Aqui é uma terra de preto.
Aqui é uma terra de mulheres.
Nossas matriarcas são símbolos
De força, luta e resistência.
Dani, Quilombo do Campinho
Vó Antunica, Tia Marcelina e Tia Maria Luisa. Estas foram as três mulheres que a mais de cem anos plantaram as primeiras raízes do Quilombo Campinho da Independência, em Paraty, no Rio de Janeiro. O território, hoje reconhecido e colhendo os frutos de suas abundantes agroflorestas, acolheu o Encontro Diálogos e Convergências: Saúde e Agroecologia, de 21 a 24 de novembro. Promovido em uma parceria da Fundação Osvaldo Cruz (Fiocruz), ABA-Agroecologia, Articulação Nacional de Agroecologia (ANA), Observatório de Territórios Saudáveis e Sustentáveis (OTSS) e Fórum de Comunidades Tradicionais (FCT) de Angra dos Reis, Paraty e Ubatuba o encontrou ampliou nossa lente sobre o entendimento das múltiplas convergências entre saúde e agroecologia.
Em uma intensa e diversa programação, cerca de 150 pessoas entre indígenas, quilombolas, caiçaras, agricultoras/es, pesquisadoras/es, estudantes, representantes de movimentos sociais e organizações ligadas ao campo agroecológico e ao campo da saúde pública, puderam partilhar saberes, experiências e esperança.
Para Marco Menezes, vice-presidente de Ambiente, Atenção e Promoção da Saúde da Fiocruz, “a cultura e a arte fazem parte do processo que construímos. A construção coletiva da agenda entre saúde e agroecologia é fundamental quando pensamos nos territórios e os anúncios e denúncias que vem deles”.
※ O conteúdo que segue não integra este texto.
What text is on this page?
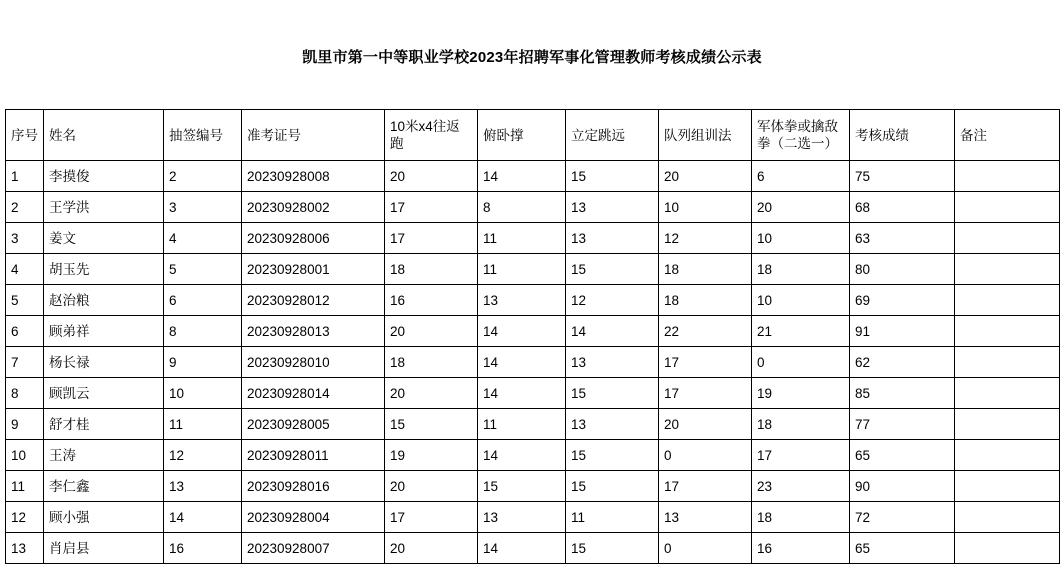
凯里市第一中等职业学校2023年招聘军事化管理教师考核成绩公示表
序号	姓名	抽签编号	准考证号	10米x4往返跑	俯卧撑	立定跳远	队列组训法	军体拳或擒敌拳（二选一）	考核成绩	备注
1	李摸俊	2	20230928008	20	14	15	20	6	75	
2	王学洪	3	20230928002	17	8	13	10	20	68	
3	姜文	4	20230928006	17	11	13	12	10	63	
4	胡玉先	5	20230928001	18	11	15	18	18	80	
5	赵治粮	6	20230928012	16	13	12	18	10	69	
6	顾弟祥	8	20230928013	20	14	14	22	21	91	
7	杨长禄	9	20230928010	18	14	13	17	0	62	
8	顾凯云	10	20230928014	20	14	15	17	19	85	
9	舒才桂	11	20230928005	15	11	13	20	18	77	
10	王涛	12	20230928011	19	14	15	0	17	65	
11	李仁鑫	13	20230928016	20	15	15	17	23	90	
12	顾小强	14	20230928004	17	13	11	13	18	72	
13	肖启县	16	20230928007	20	14	15	0	16	65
Vivências e seminários temáticos
Luta, resistência, práticas tradicionais e permanência no território. Como diria Frei Betto, “a cabeça pensa a partir de onde os pés pisam”. Dez vivências nas comunidades tradicionais da Serra da Bocaina e seis seminários temáticos, em que experiências desenvolvidas pela Fiocruz em agroecologia foram apresentadas. Um dos objetivos das atividades – e sua construção metodológica dentro da programação do encontro – é facilitar a troca de experiências e conhecer as iniciativas de promoção à saúde que já acontecem.
Territórios indígenas, caiçaras e quilombolas, unidades básicas de saúde, áreas de agricultura familiar e camponesa, receberam as/os participantes do encontro para as vivências. Durante o segundo dia do encontro, pudemos partilhar das lutas e saberes de diferentes comunidades. Dentre os conflitos enfrentados, como a especulação imobiliária, há algo em comum nas resistências: o pertencimento ao território e a esperança de mantê-lo preservado.
Dialogando com as vivências e com seu acúmulo para o debate, no dia seguinte as saídas aconteceram os seminários temáticos, construídos enquanto ambientes estratégicos para troca de experiências, estudo e aprofundamento de temas por onde conexões entre a Saúde e a Agroecologia já vem sendo construídas.
Para Fernanda Savicki, do GT Saúde da ABA-Agroecologia e pesquisadora da Fiocruz MS, “o encontro é um marco na qualificação do debate entre os campos da saúde coletiva e agroecológico, pois reuniu representantes de todo o país que já atuam nessas áreas e possibilitou a troca de experiências entre eles, potencializando as parcerias na construção de uma agenda comum”.
Comida Quilombola : sabor e tradição
O premiado Restaurante do Quilombo nasce em 2007 a partir de uma mobilização da comunidade com o intuito de fortalecer a cultura alimentar quilombola e traz uma importante experiência de autogestão e protagonismo feminino. No delicado feitio dos alimentos, muitos deles plantados e colhidos nas agroflorestas do próprio Quilombo do Campinho, a chef de cozinha Cirlene Barreiro Martins, carinhosamente chamada de Ninha, cria, ao lado de suas companheiras, os sabores e aromas que alimentam o corpo e mantém viva a cultura.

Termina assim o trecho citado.